Estive em Winchester, a primeira capital da Inglaterra ainda no tempo dos saxões. Preciso dizer que foi uma das cidadezinhas mais agradáveis em que já estive. As construções medievais, a Catedral, as ruínas, os parques… a sensação é de ter voltado no tempo. Coloquei as imagens pequenas porque tinha muita coisa, mas se você quiser pode clicar nelas para visualizá-las em tamanho maior.

Fomos parar em Winchester sem querer, no final de um domingo em que tínhamos visitado vários aeroclubes. Já passava das 17h e já estava quase tudo fechado. Demos uma volta pelos principais pontos, pelo centro e jantamos por lá, mas tinha tanta coisa bacana pra ver que voltei pra uma segunda visita três dias depois! 🙂 Ainda mais depois que descobri que ali estava a Távola Redonda do Rei Arthur!!!

Pra chegar lá é bem fácil. A estação de trem de Winchester fica bem no centro da cidade e todas as atrações são bem próximas, praticamente dentro de um círculo.

Saindo da estação, recomendo que você vá primeiro visitar The Great Hall, que fica à três quadras, iniciando assim um circuito fácil de seguir. Eu não sabia disso e fui até o Centro de Informações Turísticas, que fica láááááá do outro lado, atrás de um mapa e voltei. Muito útil o mapa, mas você pode pegá-lo quando passar em frente ao Guildhall a caminho das outras atrações.

The Great Hall é um dos maiores e mais antigos salões medievais da Grã-Bretanha. Foi construído no século XII e é uma das únicas partes sobreviventes do Castelo de Winchester, construído no séc XI e destruído a mando de Oliver Cromwell durante a Guerra Civil inglesa (1642-1649). O salão tem muitas características arquitetônicas para se admirar e é lá que está pendurada na parede, com 6m de diâmetro e pesando 1 tonelada, a Távola Redonda do Rei Arthur e seus cavaleiros.

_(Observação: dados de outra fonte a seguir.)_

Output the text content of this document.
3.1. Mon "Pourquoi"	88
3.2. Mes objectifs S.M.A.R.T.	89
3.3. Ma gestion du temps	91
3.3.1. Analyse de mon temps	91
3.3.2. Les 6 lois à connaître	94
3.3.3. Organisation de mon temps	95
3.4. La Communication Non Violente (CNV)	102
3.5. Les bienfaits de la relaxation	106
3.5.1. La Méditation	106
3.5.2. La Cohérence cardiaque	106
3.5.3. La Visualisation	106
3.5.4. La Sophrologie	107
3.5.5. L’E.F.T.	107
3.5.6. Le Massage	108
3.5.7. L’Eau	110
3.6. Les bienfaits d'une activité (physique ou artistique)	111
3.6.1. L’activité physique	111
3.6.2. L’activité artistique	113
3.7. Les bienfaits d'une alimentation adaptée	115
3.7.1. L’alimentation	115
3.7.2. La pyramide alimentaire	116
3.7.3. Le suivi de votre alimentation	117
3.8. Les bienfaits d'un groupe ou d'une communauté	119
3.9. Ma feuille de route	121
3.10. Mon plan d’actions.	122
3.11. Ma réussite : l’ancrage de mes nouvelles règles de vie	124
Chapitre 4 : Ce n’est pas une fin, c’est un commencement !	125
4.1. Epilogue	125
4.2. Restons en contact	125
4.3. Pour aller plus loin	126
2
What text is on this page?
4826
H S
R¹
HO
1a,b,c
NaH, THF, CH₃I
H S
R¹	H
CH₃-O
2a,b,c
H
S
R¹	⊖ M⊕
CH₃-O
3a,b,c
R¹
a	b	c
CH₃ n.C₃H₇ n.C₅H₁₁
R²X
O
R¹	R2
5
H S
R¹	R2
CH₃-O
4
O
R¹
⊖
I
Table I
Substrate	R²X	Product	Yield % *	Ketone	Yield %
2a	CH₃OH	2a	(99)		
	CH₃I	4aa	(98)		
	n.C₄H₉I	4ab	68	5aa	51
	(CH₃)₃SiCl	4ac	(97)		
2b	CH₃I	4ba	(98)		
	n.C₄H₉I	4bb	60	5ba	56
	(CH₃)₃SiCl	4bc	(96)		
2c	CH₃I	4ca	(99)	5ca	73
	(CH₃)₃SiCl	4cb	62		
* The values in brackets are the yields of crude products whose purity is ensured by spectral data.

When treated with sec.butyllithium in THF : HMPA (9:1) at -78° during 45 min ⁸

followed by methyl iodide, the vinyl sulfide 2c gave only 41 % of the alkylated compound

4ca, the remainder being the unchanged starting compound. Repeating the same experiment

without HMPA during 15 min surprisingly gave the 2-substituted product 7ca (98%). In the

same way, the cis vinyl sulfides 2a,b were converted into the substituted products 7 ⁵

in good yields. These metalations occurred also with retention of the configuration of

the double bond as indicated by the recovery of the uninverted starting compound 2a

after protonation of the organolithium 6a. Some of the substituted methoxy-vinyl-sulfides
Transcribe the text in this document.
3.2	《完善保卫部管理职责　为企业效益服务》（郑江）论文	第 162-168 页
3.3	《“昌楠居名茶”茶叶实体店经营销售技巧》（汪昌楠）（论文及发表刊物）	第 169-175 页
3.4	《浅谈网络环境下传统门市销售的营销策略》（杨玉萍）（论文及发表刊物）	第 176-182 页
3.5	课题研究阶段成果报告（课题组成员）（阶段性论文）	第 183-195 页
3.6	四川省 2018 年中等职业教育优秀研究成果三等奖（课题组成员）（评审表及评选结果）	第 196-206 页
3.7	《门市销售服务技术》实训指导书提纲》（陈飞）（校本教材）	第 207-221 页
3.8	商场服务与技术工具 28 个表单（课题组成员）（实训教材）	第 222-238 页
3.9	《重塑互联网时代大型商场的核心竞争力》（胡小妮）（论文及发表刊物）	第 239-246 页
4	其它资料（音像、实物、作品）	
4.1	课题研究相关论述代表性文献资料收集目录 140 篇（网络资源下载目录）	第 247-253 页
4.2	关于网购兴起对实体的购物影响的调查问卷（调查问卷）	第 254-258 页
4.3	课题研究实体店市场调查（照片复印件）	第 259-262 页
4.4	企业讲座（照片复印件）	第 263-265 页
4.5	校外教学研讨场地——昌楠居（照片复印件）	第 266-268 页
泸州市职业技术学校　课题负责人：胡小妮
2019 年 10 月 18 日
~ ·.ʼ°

Apesar de ser mesmo muito antiga, eu descobri só agora, durante as pesquisas para o blog, que esta távola redonda não é de fato a do Rei Arthur… 😦  Recentemente, com tecnologia mais avançada, foi revelado que esta foi construída em 1270 no início do reinado do Rei Edward, que tinha grande interesse pelas histórias arthurianas e pintada em 1522 durante o reinado de Henrique VIII. Ainda assim, ela continua atraindo milhares de turistas todos os anos.

Atrás do salão está o Queen’s Eleonor Garden, um jardim medieval aconchegante com muitas flores, uma fonte, bancos de pedra e uma passagem por arbustos em forma de túnel. Foi aberto ao público pela Rainha Mãe em 1986.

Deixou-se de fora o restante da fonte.